[Tex/LaTex] when include eps to texshop, why is there automatically generated a convert-to-pdf file

epspdf

I'm compiling a report using mac texshop and I want to add an eps. picture. I just don't understand whenever I use the following command

\usepackages{graphicx}

\begin{figure}
\includegraphic{picture}
\end{figure}

a picture-eps-convert-pdf is automatically generated.

I'm sure I'm using Latex.

I really don't like this automatically generated file and it slow the speed a lot.So is there anyone can help me just let Textshop accept eps? Thank you.

Best Answer

The default mode of TeXShop is using pdflatex for producing the final output.

Nowadays (almost) nobody uses DVI as the final format, but PDF. Sometimes DVI files are used as intermediate steps (particularly if PSTricks is necessary).
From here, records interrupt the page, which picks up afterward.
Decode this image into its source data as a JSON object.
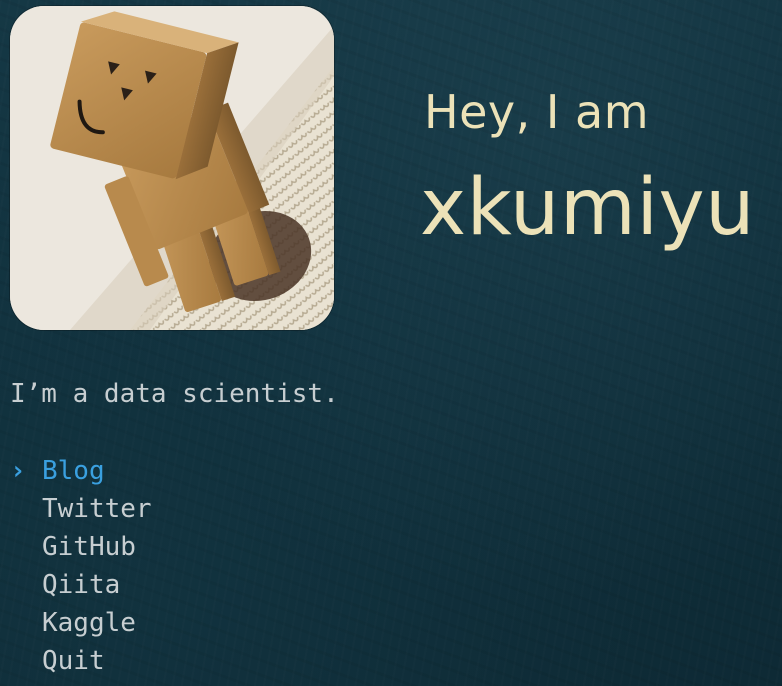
{
  "header": {
    "greeting": "Hey, I am",
    "username": "xkumiyu"
  },
  "profile": {
    "tagline": "I’m a data scientist."
  },
  "menu": {
    "pointer": "›",
    "selected_index": 0,
    "items": [
      {
        "label": "Blog"
      },
      {
        "label": "Twitter"
      },
      {
        "label": "GitHub"
      },
      {
        "label": "Qiita"
      },
      {
        "label": "Kaggle"
      },
      {
        "label": "Quit"
      }
    ]
  },
  "colors": {
    "background": "#10303c",
    "heading": "#ece2b8",
    "text": "#c7ced1",
    "accent": "#3aa0e0"
  }
}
When there's no need for a DVI file (as intermediate step or as final format) it's faster to output directly to PDF; take also into account that Mac OS X can display DVI files only via XQuartz and the display won't necessarily reflect the real output (for instance when TikZ is used in the document).

The problem with pdflatex1 is that it can't load EPS graphics; this has raised innumerable questions in forums and mailing lists. The solution is to convert the EPS files to PDF. Since a couple of years, pdflatex has been able to do the conversion by itself, so one can even say that pdflatex can load EPS graphics, now!

The loading of an EPS file, say figure.eps happens in this way:

  • if figure-converted-eps-to.pdf exists, check whether its timestamp is more recent than the timestamp of figure.eps; if so, input it.

  • if figure-converted-eps-to.pdf doesn't exist or is not more recent than figure.eps, call the utility epstopdf to make a new figure-converted-eps-to.pdf, then input it.

No user's intervention is needed!

As a consequence, if you don't modify the EPS files nor remove the generated PDF files, the conversion will take place just once, so it won't slow down LaTeX (really pdflatex) runs later on.

1. Like in Alfred Hitchcock's “The Problem with Harry”, people were very worried about the ‘issue’, which at the end was solved by making the boy (re)discover the dead body ‘today’, as he's not really knowledgeable about yesterday/today/tomorrow. In the present case, if the PDF version of the EPS doesn't exist, it's created and everybody's happy, unless creation date happens to be earlier than the corresponding EPS: in this case, the file is converted anew.